Ольга открыла — там были её записки, рецепты, фото с ней на даче. На дне лежал листок — мамин почерк: "Оленька, будь счастлива. Ты моя звезда. Мама." Слёзы капали на бумагу.

— Спасибо, пап, — шепнула она, обнимая его. — Мама.

— Она с нами, — Виктор сжала её руку. — Всегда.

Ольга кивнула, чувствуя её шепот в строках.

Дома Ольга ждала Андрея в гостиной. Он вошёл, бросив сумку.

— Ты чего такая? — начал он, открывая пиво.

— Ты маму сжёг, — Ольга сжала листок, голос дрожал. — Там её письмо было.

— Какое письмо? — Андрей фыркнул. — Хлам был.

— Хлам? — голос окреп. — Это её слова! Я ухожу.

— Куда? — он побледнел. — Из-за дневника?

— Из-за мамы, — Ольга посмотрела ему в глаза. — Ты её не видишь. И меня не видишь.
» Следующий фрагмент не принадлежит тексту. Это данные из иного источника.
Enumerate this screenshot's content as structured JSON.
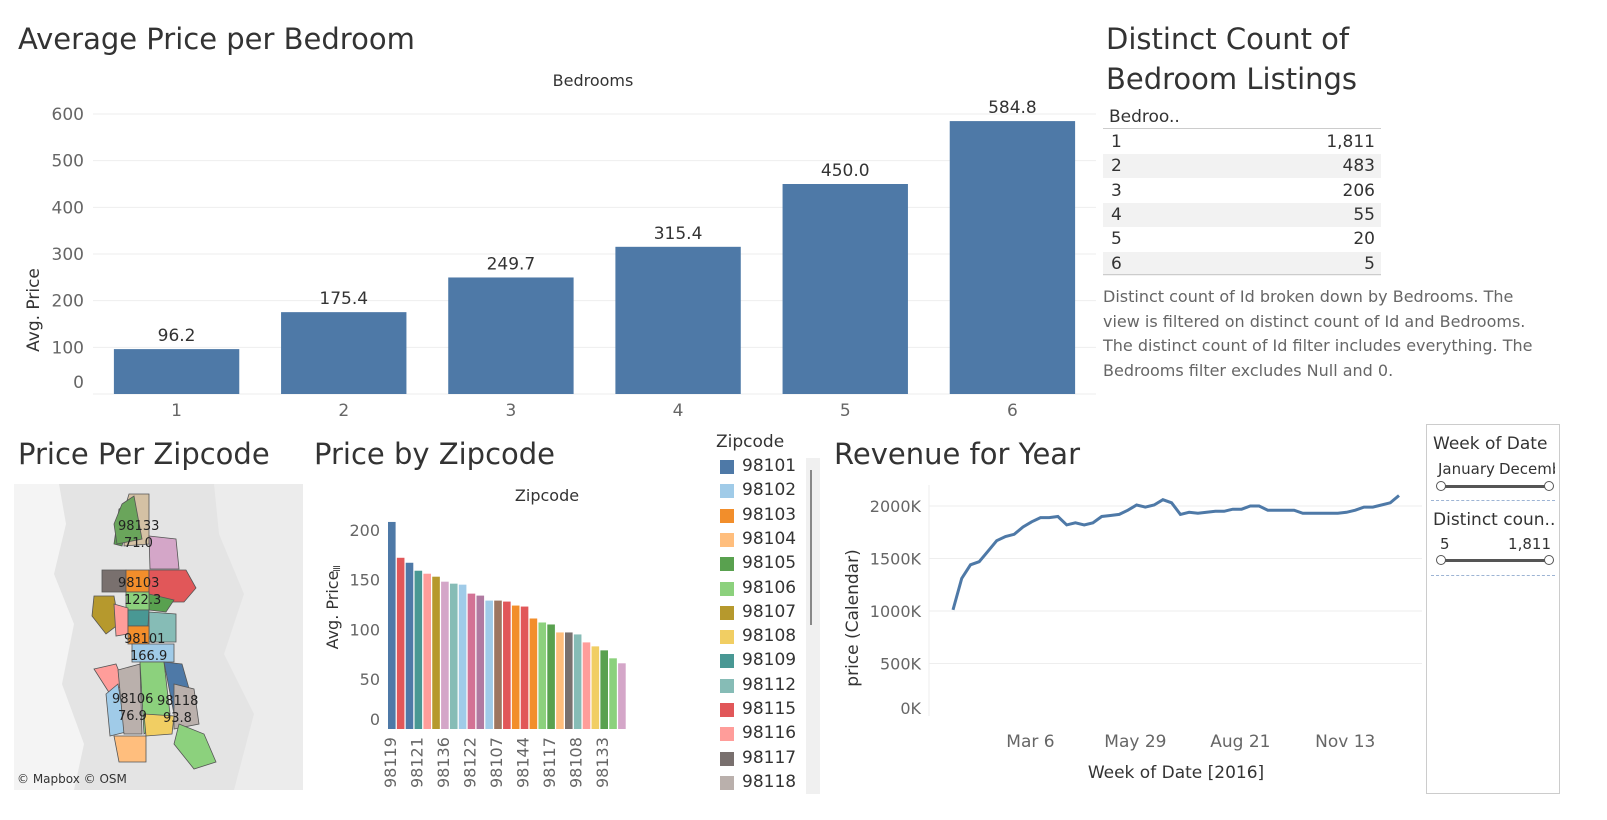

— Оленька, прости, — он шагнул к ней. — Новый куплю.

— Новый? — Ольга усмехнулась горько. — Ты любовь не купишь. Прощай.

Она ушла, хлопнув дверью, с сумкой и дневником в руках.

Ольга переехала к другу, Сергею, который давно звал её к себе. Он встретил её с чаем и пледом — старым, с выцветшими полосками, как у мамы.

— Оля, ты как? — спросил он, ставя кружку на стол.

— Лучше, — она сжала листок. — Андрей дневник сжёг. Мамин.

— Чёрт, — Сергей вздохнул. — Прости. Оставайся у меня.

— Спасибо, — Ольга улыбнулась. — Мама со мной.

Они пили чай, глядя на дождь. Сергей был рядом — тёплый, надёжный, как брат.

Ольга хранила мамины письма в шкатулке с её фото — мама в платке, с улыбкой. Андрей звонил, но она не брала трубку. Её дом, её ребёнок, её память — это её. "Её голос в этих строках," — думала она, гладя живот. Она осталась с Сергеем, а Андрей — с пустым дневником.